Even though some studies support the fact that single-use plastic bags can be reused as garbage bag liners, isn’t the goal to reduce garbage, shop wisely, recycle/compost responsibly, and aim for substantially less garbage? 

Perhaps the best summation comes from a recent article in Verge: “What environmental impacts am I most interested in mitigating?” Reducing my use of a non-renewable resource such as oil? Or micro-plastics and gases released from plastic? Or litter?

Overall, if you reuse your bags many times, that is best for the environment. So, keep your PP bags by the door or in your car. And if you forget to bring them into the store, when you are asked, “Do you need a bag?,” just say no thanks! … even if it means retrieving your bag from the car, asking for a paper bag instead or even doing without a bag.

If you are still using single-use plastic carryout bags, beware of ones labelled degradable, oxo-degradable, oxo-fragmentable or oxo-biodegradable.
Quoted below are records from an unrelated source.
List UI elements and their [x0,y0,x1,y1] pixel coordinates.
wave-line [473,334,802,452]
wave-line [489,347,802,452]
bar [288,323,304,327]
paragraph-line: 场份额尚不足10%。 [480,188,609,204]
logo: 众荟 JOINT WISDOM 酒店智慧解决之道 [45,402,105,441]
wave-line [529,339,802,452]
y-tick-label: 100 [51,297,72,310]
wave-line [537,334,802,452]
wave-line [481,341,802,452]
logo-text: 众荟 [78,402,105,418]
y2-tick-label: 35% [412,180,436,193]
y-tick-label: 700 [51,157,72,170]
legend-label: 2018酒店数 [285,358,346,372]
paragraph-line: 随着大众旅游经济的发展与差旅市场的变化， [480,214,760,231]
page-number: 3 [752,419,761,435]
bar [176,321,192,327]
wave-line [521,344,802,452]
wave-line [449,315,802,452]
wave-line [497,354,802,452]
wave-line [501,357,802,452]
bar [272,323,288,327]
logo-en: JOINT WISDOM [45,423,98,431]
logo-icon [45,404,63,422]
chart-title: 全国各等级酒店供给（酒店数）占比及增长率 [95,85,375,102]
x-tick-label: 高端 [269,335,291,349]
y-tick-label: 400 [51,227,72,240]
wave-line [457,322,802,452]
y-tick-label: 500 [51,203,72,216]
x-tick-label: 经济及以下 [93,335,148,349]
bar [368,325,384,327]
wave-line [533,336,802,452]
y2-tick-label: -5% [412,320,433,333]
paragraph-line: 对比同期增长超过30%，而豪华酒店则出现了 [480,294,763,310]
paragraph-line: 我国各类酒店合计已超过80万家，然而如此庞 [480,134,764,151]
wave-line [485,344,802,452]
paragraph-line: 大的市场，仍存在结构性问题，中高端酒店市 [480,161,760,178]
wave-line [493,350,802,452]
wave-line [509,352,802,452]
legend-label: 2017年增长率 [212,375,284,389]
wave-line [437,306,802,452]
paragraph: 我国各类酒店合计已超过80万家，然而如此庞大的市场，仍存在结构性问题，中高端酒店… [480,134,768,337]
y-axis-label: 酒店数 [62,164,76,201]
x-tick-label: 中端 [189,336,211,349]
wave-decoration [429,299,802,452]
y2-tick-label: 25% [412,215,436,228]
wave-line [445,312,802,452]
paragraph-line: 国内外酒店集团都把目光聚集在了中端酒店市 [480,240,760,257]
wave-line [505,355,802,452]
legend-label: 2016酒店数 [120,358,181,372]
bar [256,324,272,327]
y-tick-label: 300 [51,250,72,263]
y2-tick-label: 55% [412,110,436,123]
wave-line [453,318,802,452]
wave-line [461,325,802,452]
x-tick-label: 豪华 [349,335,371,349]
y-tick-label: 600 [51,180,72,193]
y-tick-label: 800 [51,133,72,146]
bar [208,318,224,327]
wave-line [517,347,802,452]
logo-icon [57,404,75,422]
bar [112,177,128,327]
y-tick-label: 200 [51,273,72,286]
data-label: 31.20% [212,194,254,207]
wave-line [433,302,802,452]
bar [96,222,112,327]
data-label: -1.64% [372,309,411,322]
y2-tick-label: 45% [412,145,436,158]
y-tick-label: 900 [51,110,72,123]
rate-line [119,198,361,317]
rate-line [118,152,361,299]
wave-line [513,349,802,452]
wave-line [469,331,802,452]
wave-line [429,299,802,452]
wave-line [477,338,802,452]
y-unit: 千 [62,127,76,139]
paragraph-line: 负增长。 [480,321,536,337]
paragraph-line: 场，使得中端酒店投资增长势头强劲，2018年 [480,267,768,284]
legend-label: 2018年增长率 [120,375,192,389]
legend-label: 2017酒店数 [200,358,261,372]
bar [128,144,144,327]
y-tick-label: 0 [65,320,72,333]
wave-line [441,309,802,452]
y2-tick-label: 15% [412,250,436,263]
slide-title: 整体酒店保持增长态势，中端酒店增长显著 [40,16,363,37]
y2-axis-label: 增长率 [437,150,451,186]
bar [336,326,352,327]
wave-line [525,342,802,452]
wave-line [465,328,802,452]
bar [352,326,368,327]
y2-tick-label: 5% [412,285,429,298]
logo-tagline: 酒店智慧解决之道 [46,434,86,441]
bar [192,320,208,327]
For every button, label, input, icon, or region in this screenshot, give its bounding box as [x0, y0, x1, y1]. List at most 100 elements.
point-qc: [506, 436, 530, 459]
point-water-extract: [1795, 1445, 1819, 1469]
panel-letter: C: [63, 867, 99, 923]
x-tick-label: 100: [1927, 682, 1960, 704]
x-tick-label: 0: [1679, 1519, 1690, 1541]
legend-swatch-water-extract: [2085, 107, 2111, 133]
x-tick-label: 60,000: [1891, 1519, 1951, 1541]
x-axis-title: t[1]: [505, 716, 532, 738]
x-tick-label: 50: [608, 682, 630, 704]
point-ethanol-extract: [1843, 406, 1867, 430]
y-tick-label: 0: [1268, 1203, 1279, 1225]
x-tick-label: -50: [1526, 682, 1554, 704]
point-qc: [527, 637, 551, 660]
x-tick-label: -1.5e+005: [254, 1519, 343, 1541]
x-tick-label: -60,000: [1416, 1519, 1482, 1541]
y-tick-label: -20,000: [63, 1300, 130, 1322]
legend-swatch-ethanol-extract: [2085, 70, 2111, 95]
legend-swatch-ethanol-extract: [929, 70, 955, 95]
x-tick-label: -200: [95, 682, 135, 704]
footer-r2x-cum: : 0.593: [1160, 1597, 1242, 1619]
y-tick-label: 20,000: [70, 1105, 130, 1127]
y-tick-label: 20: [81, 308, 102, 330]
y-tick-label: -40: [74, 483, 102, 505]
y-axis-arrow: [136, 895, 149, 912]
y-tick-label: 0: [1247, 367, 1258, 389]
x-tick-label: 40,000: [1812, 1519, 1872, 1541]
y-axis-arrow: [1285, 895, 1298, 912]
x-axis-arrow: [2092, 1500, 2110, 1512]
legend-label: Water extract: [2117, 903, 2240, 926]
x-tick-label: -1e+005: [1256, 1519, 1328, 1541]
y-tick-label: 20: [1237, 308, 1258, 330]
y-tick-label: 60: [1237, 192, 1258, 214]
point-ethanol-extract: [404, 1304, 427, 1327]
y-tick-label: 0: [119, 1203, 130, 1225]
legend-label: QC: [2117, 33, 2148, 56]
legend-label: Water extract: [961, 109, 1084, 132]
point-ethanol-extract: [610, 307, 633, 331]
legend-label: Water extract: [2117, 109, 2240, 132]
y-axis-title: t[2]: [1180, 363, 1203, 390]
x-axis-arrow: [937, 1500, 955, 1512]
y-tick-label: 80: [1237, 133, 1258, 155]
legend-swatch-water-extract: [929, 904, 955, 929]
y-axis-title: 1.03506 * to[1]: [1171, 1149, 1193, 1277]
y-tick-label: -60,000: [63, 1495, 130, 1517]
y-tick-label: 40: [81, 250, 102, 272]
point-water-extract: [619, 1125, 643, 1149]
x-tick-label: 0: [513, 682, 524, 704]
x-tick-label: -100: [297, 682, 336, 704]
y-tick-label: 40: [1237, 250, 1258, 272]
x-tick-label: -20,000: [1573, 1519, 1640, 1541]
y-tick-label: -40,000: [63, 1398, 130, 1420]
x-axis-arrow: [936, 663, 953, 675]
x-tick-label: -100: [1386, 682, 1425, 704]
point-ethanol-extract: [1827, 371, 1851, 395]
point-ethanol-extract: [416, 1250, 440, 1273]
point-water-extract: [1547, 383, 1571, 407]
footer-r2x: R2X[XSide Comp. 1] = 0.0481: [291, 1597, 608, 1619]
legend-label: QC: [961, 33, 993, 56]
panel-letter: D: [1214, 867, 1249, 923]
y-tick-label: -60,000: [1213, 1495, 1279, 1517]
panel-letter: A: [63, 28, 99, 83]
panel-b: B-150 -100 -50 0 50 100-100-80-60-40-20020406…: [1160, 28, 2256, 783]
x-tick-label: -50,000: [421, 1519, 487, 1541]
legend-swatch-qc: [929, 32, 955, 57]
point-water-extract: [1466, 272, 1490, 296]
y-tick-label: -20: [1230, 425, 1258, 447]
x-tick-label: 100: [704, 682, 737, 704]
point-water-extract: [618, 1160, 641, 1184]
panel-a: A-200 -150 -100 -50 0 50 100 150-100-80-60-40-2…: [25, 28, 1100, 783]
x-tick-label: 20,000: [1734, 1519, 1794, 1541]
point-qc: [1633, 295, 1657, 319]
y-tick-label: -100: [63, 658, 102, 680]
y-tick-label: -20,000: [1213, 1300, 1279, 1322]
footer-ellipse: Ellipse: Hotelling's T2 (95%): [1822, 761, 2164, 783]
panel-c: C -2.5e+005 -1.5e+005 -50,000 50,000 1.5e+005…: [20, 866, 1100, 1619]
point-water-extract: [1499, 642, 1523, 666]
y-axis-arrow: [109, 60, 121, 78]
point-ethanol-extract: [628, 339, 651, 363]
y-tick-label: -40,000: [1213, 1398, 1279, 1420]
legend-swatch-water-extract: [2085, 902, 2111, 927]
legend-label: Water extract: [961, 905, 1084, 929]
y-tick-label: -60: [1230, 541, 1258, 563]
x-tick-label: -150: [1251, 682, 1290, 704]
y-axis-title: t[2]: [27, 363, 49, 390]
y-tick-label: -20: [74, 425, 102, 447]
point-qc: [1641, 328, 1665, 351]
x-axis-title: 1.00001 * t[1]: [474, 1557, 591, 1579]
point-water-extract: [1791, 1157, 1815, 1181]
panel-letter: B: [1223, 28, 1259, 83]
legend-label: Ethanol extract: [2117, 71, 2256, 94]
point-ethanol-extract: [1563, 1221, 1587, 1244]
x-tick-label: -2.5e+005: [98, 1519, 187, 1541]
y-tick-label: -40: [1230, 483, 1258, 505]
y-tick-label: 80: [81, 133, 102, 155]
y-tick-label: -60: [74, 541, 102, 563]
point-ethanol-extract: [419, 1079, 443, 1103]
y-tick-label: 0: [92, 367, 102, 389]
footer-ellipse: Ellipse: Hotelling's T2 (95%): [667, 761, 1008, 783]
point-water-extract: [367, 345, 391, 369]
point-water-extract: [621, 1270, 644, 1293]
These bags are typically conventional plastic with metal salts added to cause them to break down faster than normal plastic. They still take years to fully degrade and, in the meantime, the resulting fragments of plastic, which remain in the environment, can be more harmful as the fragments can more readily be transported by wind, precipitation or flowing water onto soil or into marine habitats, where they can endanger more and smaller animals than would a single plastic bag. They also cannot be recycled because the metal salts contaminate the recycling stream. Degradable bags can usually be identified as plastic by small print in the corner of the bag and are also used as produce bags.

In Canada, Montreal, Victoria and some smaller municipalities have banned thin plastic carryout bags, but they are still being used in other places in Canada, including Salt Spring Island. Isn’t it time that the use of these bags be discontinued in our community as well?